About the Artist

Sophia Collier

I was born in New York City and lived out in East Hampton near the ocean as a young child. My father was an artist and he and my mother were part of a lively arts community so both waves and art were a strong part of my life from the beginning.

When I was 16 years old I graduated from high school and left home. I never went to college, but instead started a company in Portland, Maine. I later joined an ashram and learned meditation. When I was 20, I wrote a book about some of my early experiences that was published by William Morrow and was a Book of the Month Club alternate.

Then, I had an idea for a new type of soft drink and created the first all-natural soda in my kitchen in Brooklyn, New York. A friend and I started a company to market Soho Natural Soda and we sold over 100 million bottles of soda over the next 12 years.

After the soda company I moved to New England where money management seems to be a metabolic response to long winters. I took up this local trade in 1991 and got deeply involved in investment strategies and technology investing. My fund was awarded five stars by Morningstar, placing in the top 10% of all funds in its large cap growth category. At that time we also created a new type of money market fund, called the E-fund that become the #1 performing money market fund shortly after it was launched.

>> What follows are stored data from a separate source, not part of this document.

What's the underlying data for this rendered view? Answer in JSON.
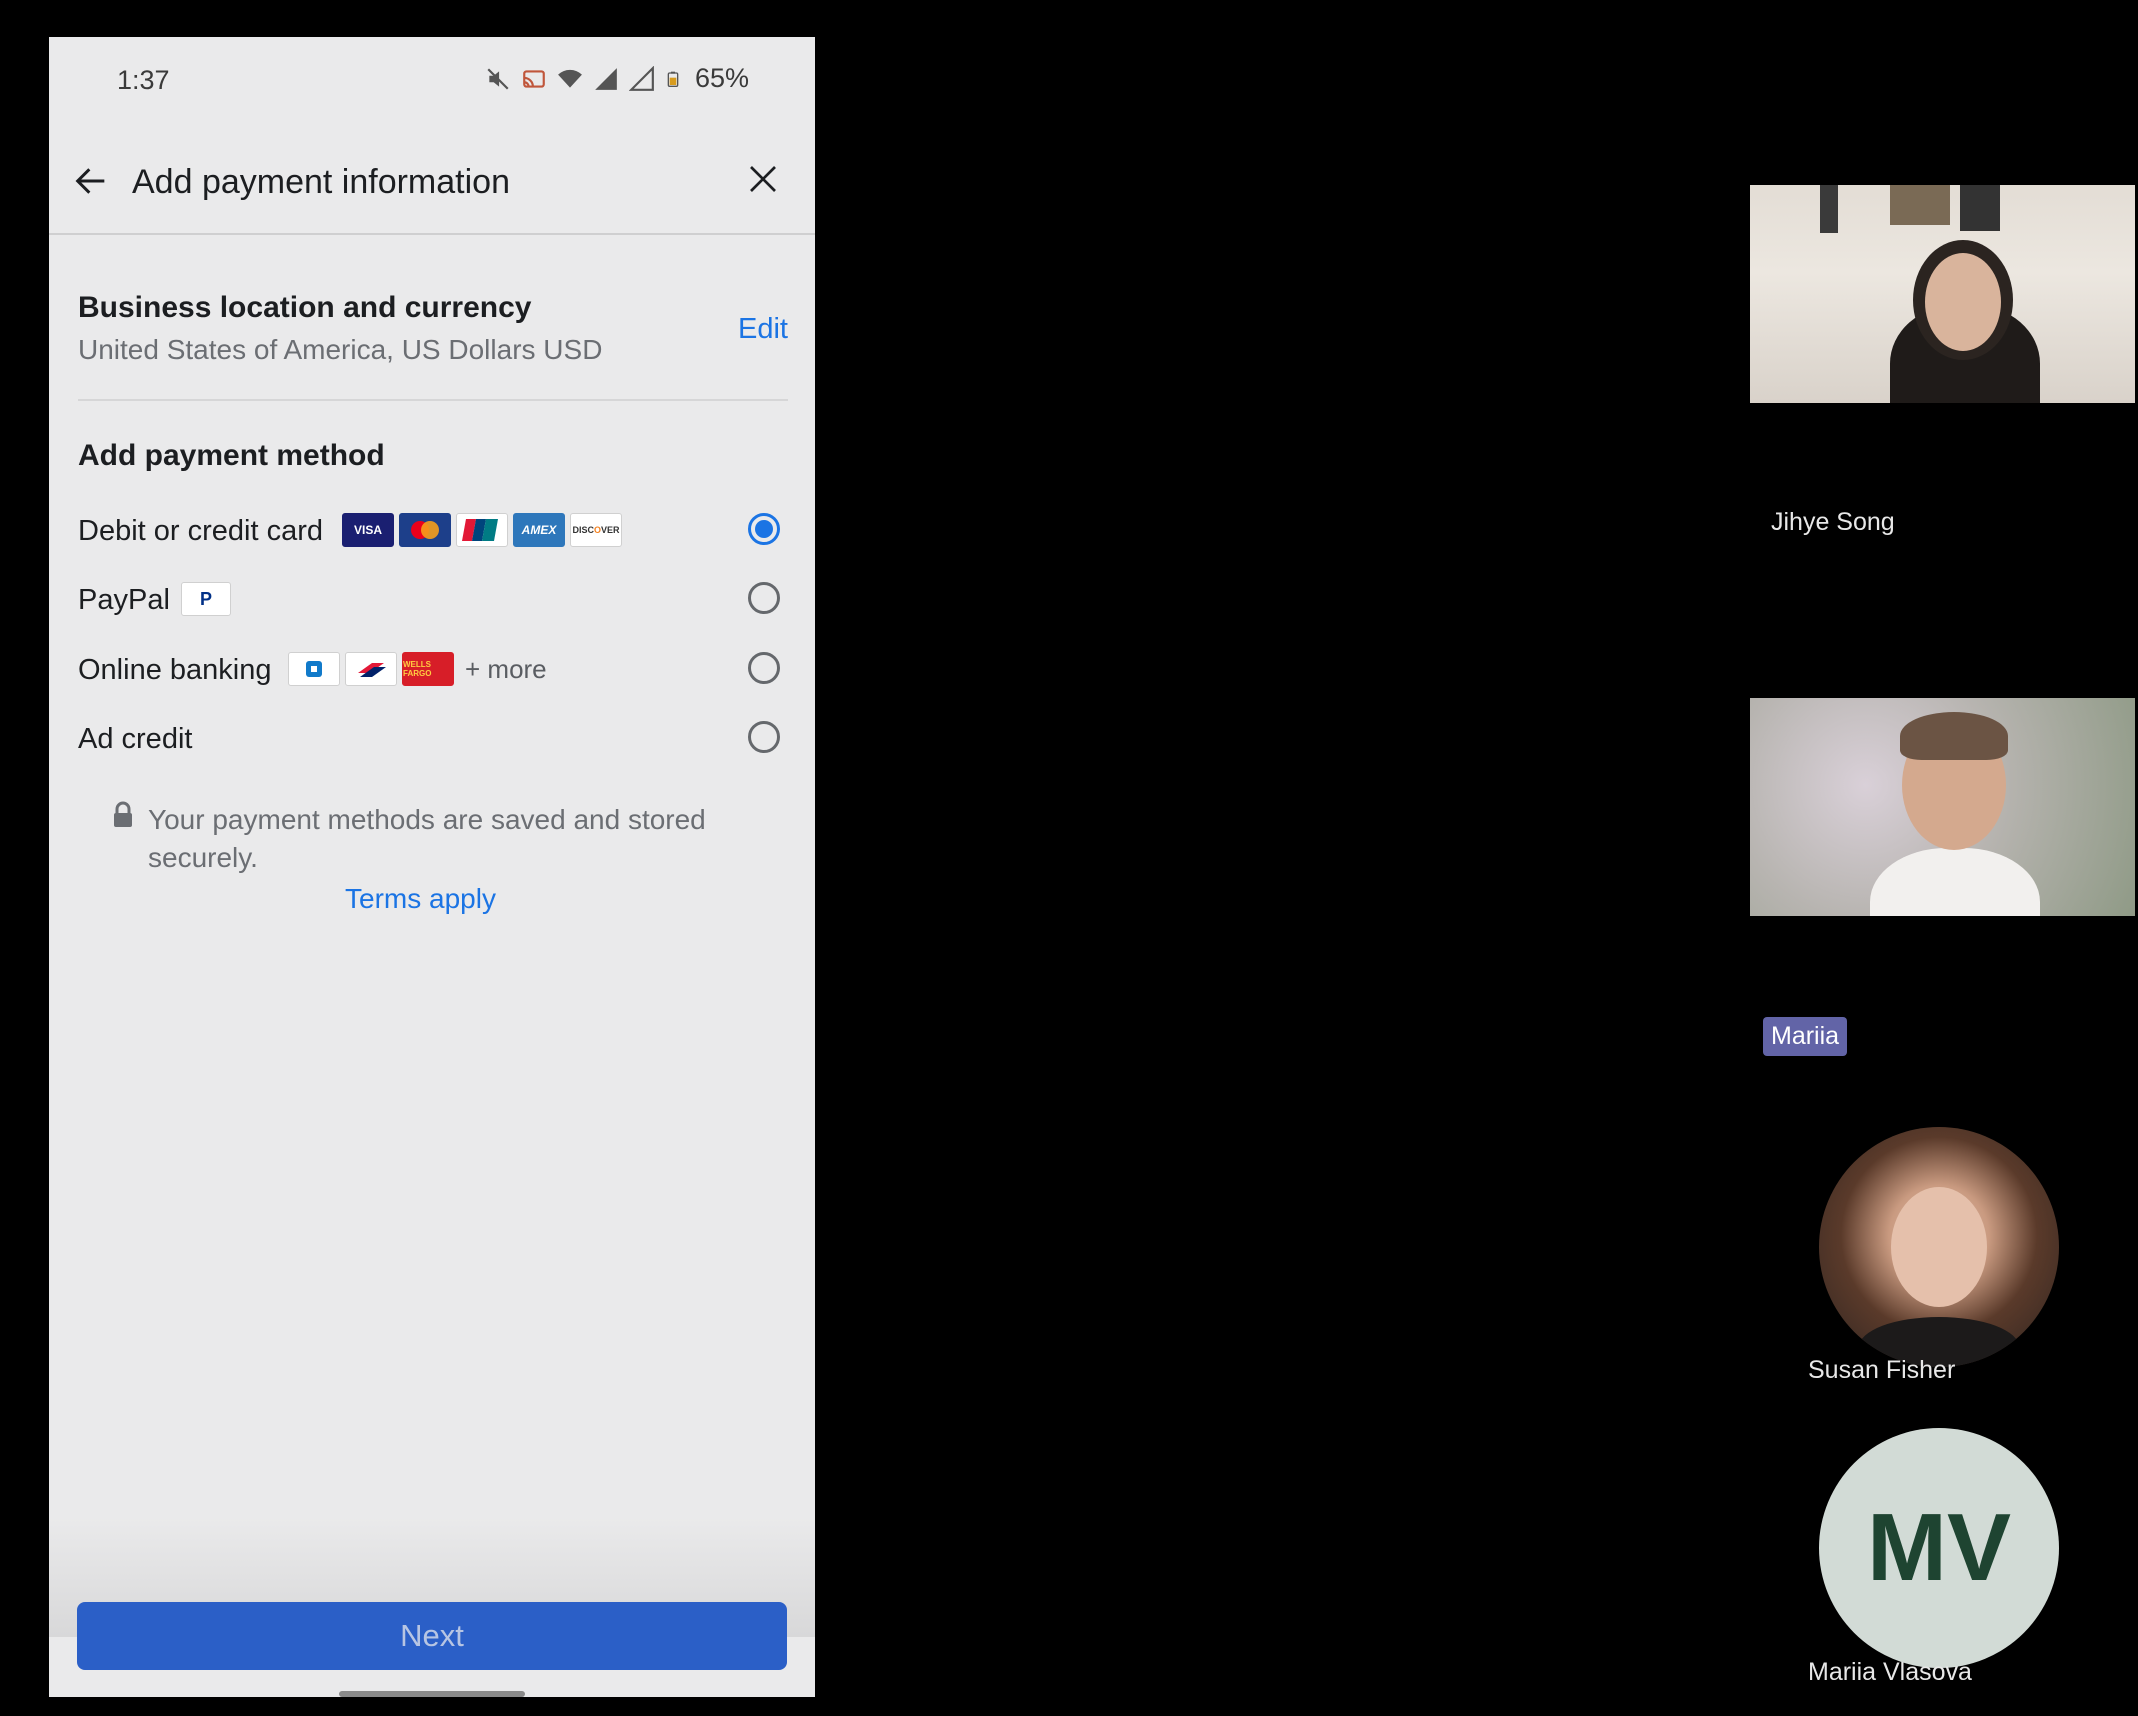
{
  "status_bar": {
    "time": "1:37",
    "battery": "65%",
    "icons": [
      "mute-icon",
      "cast-icon",
      "wifi-icon",
      "signal-icon",
      "signal-roaming-icon",
      "battery-icon"
    ]
  },
  "app_bar": {
    "title": "Add payment information"
  },
  "business_location": {
    "title": "Business location and currency",
    "value": "United States of America, US Dollars USD",
    "edit_label": "Edit"
  },
  "payment": {
    "section_title": "Add payment method",
    "methods": [
      {
        "label": "Debit or credit card",
        "selected": true,
        "logos": [
          "VISA",
          "Mastercard",
          "UnionPay",
          "AMEX",
          "DISCOVER"
        ]
      },
      {
        "label": "PayPal",
        "selected": false,
        "logos": [
          "PayPal"
        ]
      },
      {
        "label": "Online banking",
        "selected": false,
        "logos": [
          "Chase",
          "Bank of America",
          "Wells Fargo"
        ],
        "more": "+ more"
      },
      {
        "label": "Ad credit",
        "selected": false
      }
    ],
    "secure_note": "Your payment methods are saved and stored securely.",
    "terms_label": "Terms apply",
    "next_label": "Next"
  },
  "participants": [
    {
      "name": "Jihye Song",
      "type": "video"
    },
    {
      "name": "Mariia",
      "type": "video"
    },
    {
      "name": "Susan Fisher",
      "type": "avatar-photo"
    },
    {
      "name": "Mariia Vlasova",
      "type": "avatar-initials",
      "initials": "MV"
    }
  ],
  "colors": {
    "accent": "#1b74e4",
    "button": "#2b5fc7",
    "badge": "#6264a7",
    "screen_bg": "#eaeaeb"
  }
}
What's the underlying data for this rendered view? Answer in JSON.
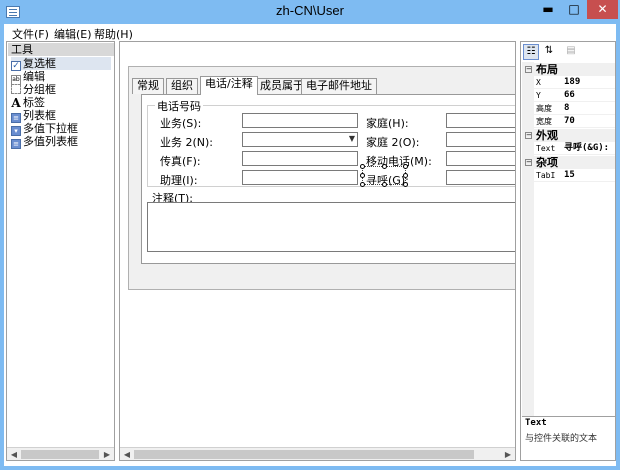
{
  "window": {
    "title": "zh-CN\\User",
    "min_glyph": "▬",
    "max_glyph": "□",
    "close_glyph": "✕"
  },
  "menu": [
    "文件(F)",
    "编辑(E)",
    "帮助(H)"
  ],
  "toolbox": {
    "header": "工具",
    "items": [
      {
        "label": "复选框",
        "icon": "checkbox-icon"
      },
      {
        "label": "编辑",
        "icon": "textbox-icon"
      },
      {
        "label": "分组框",
        "icon": "groupbox-icon"
      },
      {
        "label": "标签",
        "icon": "label-icon"
      },
      {
        "label": "列表框",
        "icon": "listbox-icon"
      },
      {
        "label": "多值下拉框",
        "icon": "multi-dropdown-icon"
      },
      {
        "label": "多值列表框",
        "icon": "multi-listbox-icon"
      }
    ]
  },
  "form": {
    "tabs": [
      "常规",
      "组织",
      "电话/注释",
      "成员属于",
      "电子邮件地址"
    ],
    "active_tab": "电话/注释",
    "group_title": "电话号码",
    "fields": {
      "business": "业务(S):",
      "business2": "业务 2(N):",
      "fax": "传真(F):",
      "assistant": "助理(I):",
      "home": "家庭(H):",
      "home2": "家庭 2(O):",
      "mobile": "移动电话(M):",
      "pager": "寻呼(G):"
    },
    "notes_label": "注释(T):"
  },
  "properties": {
    "categories": {
      "layout": "布局",
      "appearance": "外观",
      "misc": "杂项"
    },
    "rows": {
      "x": {
        "name": "X",
        "value": "189"
      },
      "y": {
        "name": "Y",
        "value": "66"
      },
      "height": {
        "name": "高度",
        "value": "8"
      },
      "width": {
        "name": "宽度",
        "value": "70"
      },
      "text": {
        "name": "Text",
        "value": "寻呼(&G):"
      },
      "tabindex": {
        "name": "TabI",
        "value": "15"
      }
    },
    "description": {
      "title": "Text",
      "text": "与控件关联的文本"
    }
  }
}
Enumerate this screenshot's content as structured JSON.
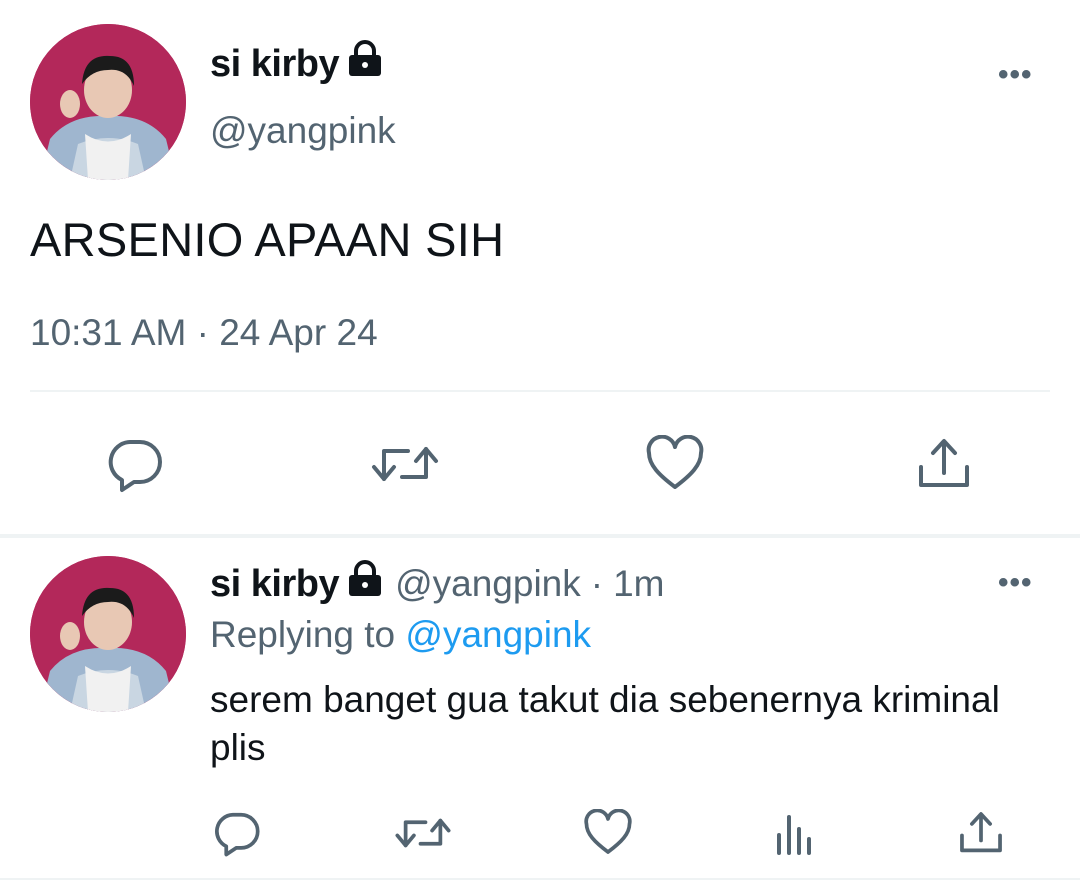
{
  "tweet": {
    "display_name": "si kirby",
    "handle": "@yangpink",
    "text": "ARSENIO APAAN SIH",
    "time": "10:31 AM",
    "separator": "·",
    "date": "24 Apr 24",
    "more": "•••"
  },
  "reply": {
    "display_name": "si kirby",
    "handle": "@yangpink",
    "separator": "·",
    "age": "1m",
    "replying_prefix": "Replying to",
    "replying_handle": "@yangpink",
    "text": "serem banget gua takut dia sebenernya kriminal plis",
    "more": "•••"
  },
  "icons": {
    "main_actions": [
      "reply-icon",
      "retweet-icon",
      "like-icon",
      "share-icon"
    ],
    "reply_actions": [
      "reply-icon",
      "retweet-icon",
      "like-icon",
      "analytics-icon",
      "share-icon"
    ],
    "lock": "lock-icon"
  },
  "colors": {
    "text": "#0f1419",
    "secondary": "#536471",
    "link": "#1d9bf0",
    "divider": "#eff3f4",
    "avatar_bg": "#b3285a"
  }
}
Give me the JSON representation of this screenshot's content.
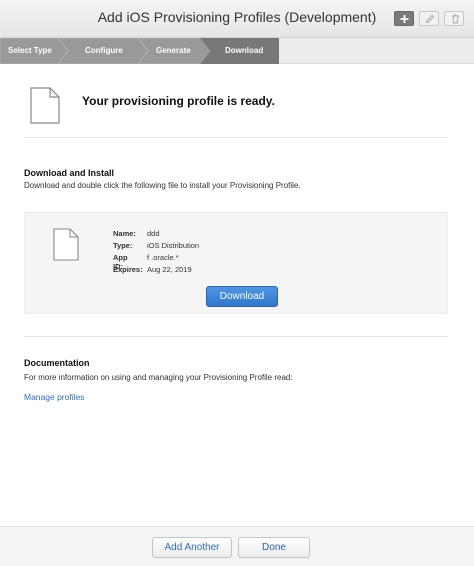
{
  "window": {
    "title": "Add iOS Provisioning Profiles (Development)"
  },
  "steps": [
    {
      "label": "Select Type"
    },
    {
      "label": "Configure"
    },
    {
      "label": "Generate"
    },
    {
      "label": "Download"
    }
  ],
  "header": {
    "status": "Your provisioning profile is ready."
  },
  "download_section": {
    "heading": "Download and Install",
    "description": "Download and double click the following file to install your Provisioning Profile.",
    "profile": {
      "name_label": "Name:",
      "name_value": "ddd",
      "type_label": "Type:",
      "type_value": "iOS Distribution",
      "app_id_label": "App ID:",
      "app_id_value": "f                    .oracle.*",
      "expires_label": "Expires:",
      "expires_value": "Aug 22, 2019"
    },
    "button_label": "Download"
  },
  "documentation": {
    "heading": "Documentation",
    "description": "For more information on using and managing your Provisioning Profile read:",
    "link_label": "Manage profiles"
  },
  "footer": {
    "add_another_label": "Add Another",
    "done_label": "Done"
  },
  "icons": [
    "plus-icon",
    "pencil-icon",
    "trash-icon",
    "document-icon"
  ],
  "colors": {
    "active_step": "#999999",
    "inactive_step": "#787878",
    "link": "#2d6fc2",
    "button_primary": "#3a84d8"
  }
}
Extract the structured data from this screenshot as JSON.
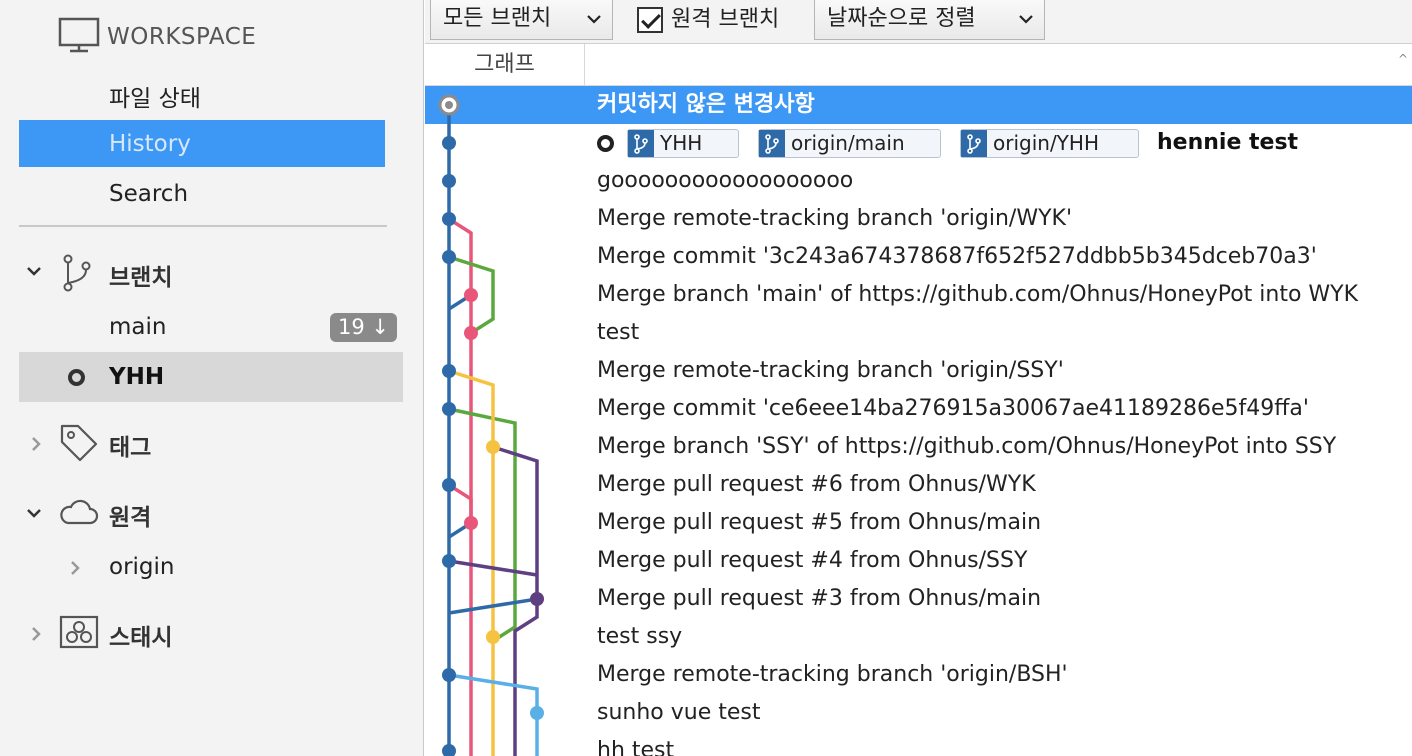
{
  "sidebar": {
    "workspace_title": "WORKSPACE",
    "items": [
      {
        "label": "파일 상태"
      },
      {
        "label": "History"
      },
      {
        "label": "Search"
      }
    ],
    "branches": {
      "title": "브랜치",
      "items": [
        {
          "label": "main",
          "badge": "19 ↓"
        },
        {
          "label": "YHH"
        }
      ]
    },
    "tags": {
      "title": "태그"
    },
    "remotes": {
      "title": "원격",
      "items": [
        {
          "label": "origin"
        }
      ]
    },
    "stashes": {
      "title": "스태시"
    }
  },
  "toolbar": {
    "branch_filter": "모든 브랜치",
    "remote_branches_label": "원격 브랜치",
    "remote_branches_checked": true,
    "sort": "날짜순으로 정렬"
  },
  "columns": {
    "graph": "그래프"
  },
  "commits": [
    {
      "message": "커밋하지 않은 변경사항",
      "selected": true
    },
    {
      "branches": [
        "YHH",
        "origin/main",
        "origin/YHH"
      ],
      "message": "hennie test"
    },
    {
      "message": "goooooooooooooooooo"
    },
    {
      "message": "Merge remote-tracking branch 'origin/WYK'"
    },
    {
      "message": "Merge commit '3c243a674378687f652f527ddbb5b345dceb70a3'"
    },
    {
      "message": "Merge branch 'main' of https://github.com/Ohnus/HoneyPot into WYK"
    },
    {
      "message": "test"
    },
    {
      "message": "Merge remote-tracking branch 'origin/SSY'"
    },
    {
      "message": "Merge commit 'ce6eee14ba276915a30067ae41189286e5f49ffa'"
    },
    {
      "message": "Merge branch 'SSY' of https://github.com/Ohnus/HoneyPot into SSY"
    },
    {
      "message": "Merge pull request #6 from Ohnus/WYK"
    },
    {
      "message": "Merge pull request #5 from Ohnus/main"
    },
    {
      "message": "Merge pull request #4 from Ohnus/SSY"
    },
    {
      "message": "Merge pull request #3 from Ohnus/main"
    },
    {
      "message": "test ssy"
    },
    {
      "message": "Merge remote-tracking branch 'origin/BSH'"
    },
    {
      "message": "sunho vue test"
    },
    {
      "message": "hh test"
    }
  ],
  "colors": {
    "selection": "#3d98f5",
    "lane_blue": "#2f6aa8",
    "lane_pink": "#e8577a",
    "lane_green": "#5aa83e",
    "lane_yellow": "#f5c242",
    "lane_purple": "#5e3f82",
    "lane_lightblue": "#5ab0e6"
  }
}
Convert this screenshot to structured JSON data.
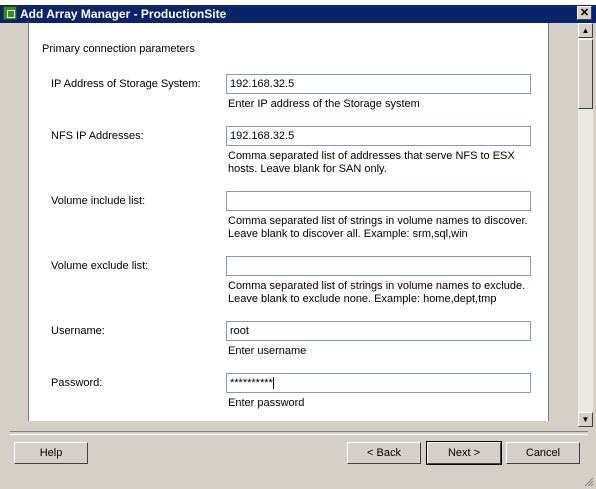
{
  "window": {
    "title": "Add Array Manager - ProductionSite"
  },
  "section_title": "Primary connection parameters",
  "fields": {
    "ip_address": {
      "label": "IP Address of Storage System:",
      "value": "192.168.32.5",
      "hint": "Enter IP address of the Storage system"
    },
    "nfs_ip": {
      "label": "NFS IP Addresses:",
      "value": "192.168.32.5",
      "hint": "Comma separated list of addresses that serve NFS to ESX hosts. Leave blank for SAN only."
    },
    "volume_include": {
      "label": "Volume include list:",
      "value": "",
      "hint": "Comma separated list of strings in volume names to discover. Leave blank to discover all. Example: srm,sql,win"
    },
    "volume_exclude": {
      "label": "Volume exclude list:",
      "value": "",
      "hint": "Comma separated list of strings in volume names to exclude. Leave blank to exclude none. Example: home,dept,tmp"
    },
    "username": {
      "label": "Username:",
      "value": "root",
      "hint": "Enter username"
    },
    "password": {
      "label": "Password:",
      "value": "**********",
      "hint": "Enter password"
    }
  },
  "buttons": {
    "help": "Help",
    "back": "< Back",
    "next": "Next >",
    "cancel": "Cancel"
  },
  "icons": {
    "close": "close-icon",
    "app": "app-icon",
    "scroll_up": "scroll-up-icon",
    "scroll_down": "scroll-down-icon"
  }
}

And then in 2004 I got breast cancer. Fortunately, it was early stage, but my cancer turned out to have an important side effect: it was a free look at death. Though I continued at the company, I realized that there was so much more that I wanted to do in my life and I started planning to become an artist.

It was around that time that I was walking across a bridge and looked down at the water and thought I wish I could pick up a piece of the surface and keep it forever. This idea became a compelling force.

Finally in 2008, I finished my job and was able to begin working full time to develop the water surfaces. I knew I needed to learn a number of new skills and, even possibly, develop some new technologies to realize these forms. From my financial work, I knew it was possible to develop software to model vast, turbulent, nonlinear data sets so I started using the same ideas to model water in motion. I went to Detroit to learn precision milling and also studied animation and 3D modeling. I worked with suppliers to develop a color palette in acrylic blocks.

Now I have a studio in Sausalito with a large “CNC” router. I create computer code which tells the router what to carve. I have come to see the surfaces I create as lenses. The light cast from the surface jumps from the boundary of the block and throws off brilliant shapes that offer both tranquility and challenge. The shapes are abstract but primal and familiar.